In Hawaiian mythology, a fearsome and unpredictable goddess created the islands. If she’s near and stirring up trouble, you’ll find long, tangled strands of golden, hair-like material piled up along cliffsides and roads. These golden strands, called Pele’s hair, are actually a rare type of volcanic glass.
Background
Kīlauea is one of the most active volcanoes in the world. The landscape around it shifts constantly because of the regular eruptions. The volcano creates new lakes, reshapes the coastline, and produces volcanic glass.
When Titus Coan, a 19th-century missionary from New England, watched volcanic activity form Pele’s Hair, he floridly described its hellish birth:
Awful seething and roaring, striking this mural barrier with fury, and with such force that its sanguinary jets are thrown back like a repulsed charge upon a battlefield, or tossed into the air fifty to a hundred feet high, to fall upon the upper rim of the pit in a hailstorm of fire.
Pele’s Hair forms under very specific conditions. It occurs when low viscosity or runny basaltic lava is violently ejected into the air from lava fountains or lakes. Then, high winds and explosive pressure from the eruption tear the blobs apart mid-air. This stretches the lava into long, thin strands of glass when rapidly cooled to the right temperature. Geologist Katryn Wiese compares the process to how glassblowing works, when hot air is blown into the glass to stretch it out, albeit not in such a dramatic fashion.

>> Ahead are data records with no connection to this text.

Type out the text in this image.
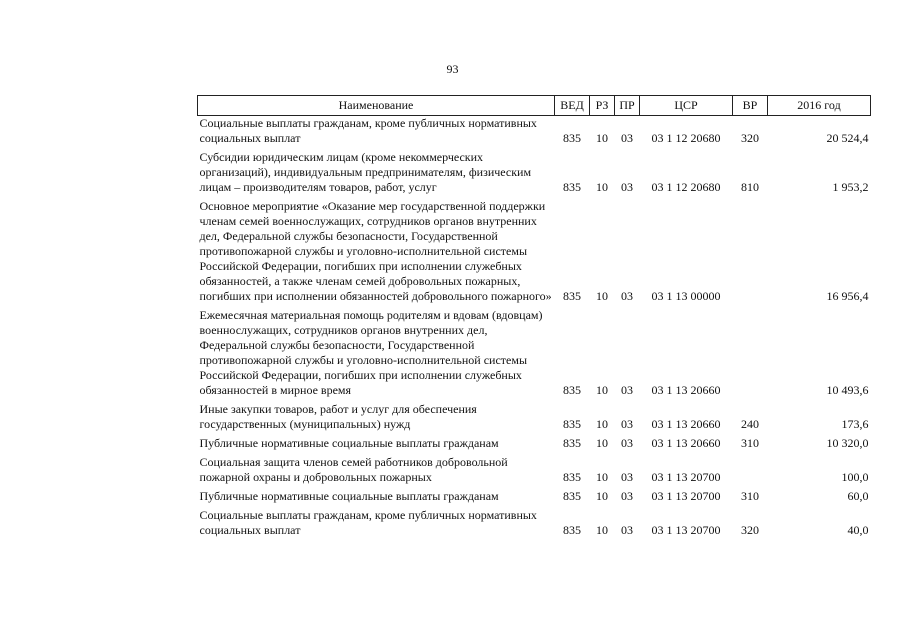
93
Наименование	ВЕД	РЗ	ПР	ЦСР	ВР	2016 год
Социальные выплаты гражданам, кроме публичных нормативных социальных выплат	835	10	03	03 1 12 20680	320	20 524,4
Субсидии юридическим лицам (кроме некоммерческих организаций), индивидуальным предпринимателям, физическим лицам – производителям товаров, работ, услуг	835	10	03	03 1 12 20680	810	1 953,2
Основное мероприятие «Оказание мер государственной поддержки членам семей военнослужащих, сотрудников органов внутренних дел, Федеральной службы безопасности, Государственной противопожарной службы и уголовно-исполнительной системы Российской Федерации, погибших при исполнении служебных обязанностей, а также членам семей добровольных пожарных, погибших при исполнении обязанностей добровольного пожарного»	835	10	03	03 1 13 00000		16 956,4
Ежемесячная материальная помощь родителям и вдовам (вдовцам) военнослужащих, сотрудников органов внутренних дел, Федеральной службы безопасности, Государственной противопожарной службы и уголовно-исполнительной системы Российской Федерации, погибших при исполнении служебных обязанностей в мирное время	835	10	03	03 1 13 20660		10 493,6
Иные закупки товаров, работ и услуг для обеспечения государственных (муниципальных) нужд	835	10	03	03 1 13 20660	240	173,6
Публичные нормативные социальные выплаты гражданам	835	10	03	03 1 13 20660	310	10 320,0
Социальная защита членов семей работников добровольной пожарной охраны и добровольных пожарных	835	10	03	03 1 13 20700		100,0
Публичные нормативные социальные выплаты гражданам	835	10	03	03 1 13 20700	310	60,0
Социальные выплаты гражданам, кроме публичных нормативных социальных выплат	835	10	03	03 1 13 20700	320	40,0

Pele’s hair. Photo: Public Domain
When the volcanic craziness dies down, Pele’s hair appears on the ground as fragile golden strands, which are light and sharp. They can be up to two meters long but only a millimeter thick. In the wind, they accumulate, forming small clumps, tumbleweeds, or carpets. It is not uncommon to find the strands gathering on telephone poles and antennas many kilometers from the volcano.
But Pele’s hair is not the only peculiar volcanic material in Hawaii. Pele’s tears are droplets of volcanic glass formed during an eruption. The tears undergo the same process, with small lava blobs solidifying under the same conditions. However, these lava blobs are not stretched out.
Look but don’t touch
National park authorities have issued countless warnings to the public about the hair. “The fragile hairs easily break into tiny pieces, and no one wants glass splinters in their eyes or skin that keep breaking when you try to pull them out. So, leave the hairs be if you find them,” the U.S Geological Survey advises.

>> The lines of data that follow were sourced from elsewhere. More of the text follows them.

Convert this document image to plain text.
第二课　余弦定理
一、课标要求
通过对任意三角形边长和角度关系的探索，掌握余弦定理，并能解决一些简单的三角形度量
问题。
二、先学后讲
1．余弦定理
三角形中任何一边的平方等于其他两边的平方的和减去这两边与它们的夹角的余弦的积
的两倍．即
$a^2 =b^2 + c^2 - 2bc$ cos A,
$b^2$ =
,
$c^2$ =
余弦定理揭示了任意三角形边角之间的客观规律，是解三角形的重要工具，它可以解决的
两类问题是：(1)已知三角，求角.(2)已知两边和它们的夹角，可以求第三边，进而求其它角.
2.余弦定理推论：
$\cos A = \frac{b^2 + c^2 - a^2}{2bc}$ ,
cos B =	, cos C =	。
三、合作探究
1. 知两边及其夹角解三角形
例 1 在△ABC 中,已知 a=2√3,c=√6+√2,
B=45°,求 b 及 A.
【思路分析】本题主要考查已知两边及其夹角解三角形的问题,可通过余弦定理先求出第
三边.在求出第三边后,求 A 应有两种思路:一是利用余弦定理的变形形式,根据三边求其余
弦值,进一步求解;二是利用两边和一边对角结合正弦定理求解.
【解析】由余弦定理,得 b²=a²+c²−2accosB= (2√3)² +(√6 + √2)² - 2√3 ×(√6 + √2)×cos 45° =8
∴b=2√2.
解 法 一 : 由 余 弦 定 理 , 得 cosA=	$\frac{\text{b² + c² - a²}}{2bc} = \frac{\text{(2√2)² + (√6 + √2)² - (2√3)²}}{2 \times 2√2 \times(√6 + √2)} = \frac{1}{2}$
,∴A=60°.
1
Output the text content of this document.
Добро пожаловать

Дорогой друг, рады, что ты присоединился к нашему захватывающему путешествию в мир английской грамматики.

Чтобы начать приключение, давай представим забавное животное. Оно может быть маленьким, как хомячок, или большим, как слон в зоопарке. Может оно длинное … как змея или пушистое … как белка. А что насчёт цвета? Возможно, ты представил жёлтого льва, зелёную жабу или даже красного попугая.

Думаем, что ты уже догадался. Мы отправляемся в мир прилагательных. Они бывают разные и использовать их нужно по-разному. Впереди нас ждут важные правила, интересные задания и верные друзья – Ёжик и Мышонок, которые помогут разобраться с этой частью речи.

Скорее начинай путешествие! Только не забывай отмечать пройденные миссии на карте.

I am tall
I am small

Many people compare the hair to fiberglass, which can cause respiratory and skin problems when mishandled. Weather stations routinely include the appearance of Pele’s hair in their forecasts, particularly when there are high winds. Locals need to secure their water supplies because the hairs can contaminate them.

Pele’s hair. Photo: K. Mulliken/USGS
Though Pele’s hair is mostly associated with Hawaiian volcanoes, volcanoes in Nicaragua, Iceland, Ethiopia, and Italy sometimes produce the same phenomenon. In Iceland, Pele’s hair is called witches’ hair. In 2024, hair formed by the eruption of a volcano in southern Iceland rained onto the town of Reykjanesbær. The hairs caused minor injuries to some people.
Where geology and mythology collide
To understand the significance of Pele’s hair in Hawaii, we must acknowledge that for many locals, geology and mythology go hand in hand. Here, all volcanic activity has to do with Pele. Known as “she who shapes the sacred land,” Pele is a revered goddess. She is passionate and hot-tempered, creating the islands with her vast power as she searched for a home.
However, she is also a great destroyer who uses her powers to wreak havoc. She is said to dwell in Halemaʻumaʻu, the great crater at the summit of Kīlauea, where her spirit dances in the lava lake. Pele’s hair is the goddess’s hair.
Another missionary named William Ellis spoke about the natives offering sacrifices to the goddess, including their hair:
Numerous offerings were presented, and many hogs, thrown alive into the stream, to appease the anger of the gods, by whom they supposed it was directed, and to stay its devastating course. All seemed unavailing, until one day, the king Tamehameha (Kamehameha), as the most valuable offering he could make, cut off part of his own hair, which was always considered sacred, and threw it into the torrent.
Many years later, the king’s great-granddaughter, Princess Ruth Keʻelikōlani, offered the great lava flow of 1880 a lock of her hair to save the local towns. In Hawaiian culture, hair had divine power and was a symbol of social status.

Pele’s hair covers the side of the road. Photo: HVO/USGS
Hawaiians adhere to ancient rules that prevent them from messing with Pele’s hair. Local legends state that anyone removing lava from the islands will suffer great misfortune, or “Pele’s curse.”
Various stories online detail ignorant tourists attempting to take pieces of Hawaii home. One woman, for example, pinched a lava rock while on a tour. When her tour bus driver kicked her off, she threw the rock, only for it to ricochet back and hit her in the head, leading to a trip to the hospital.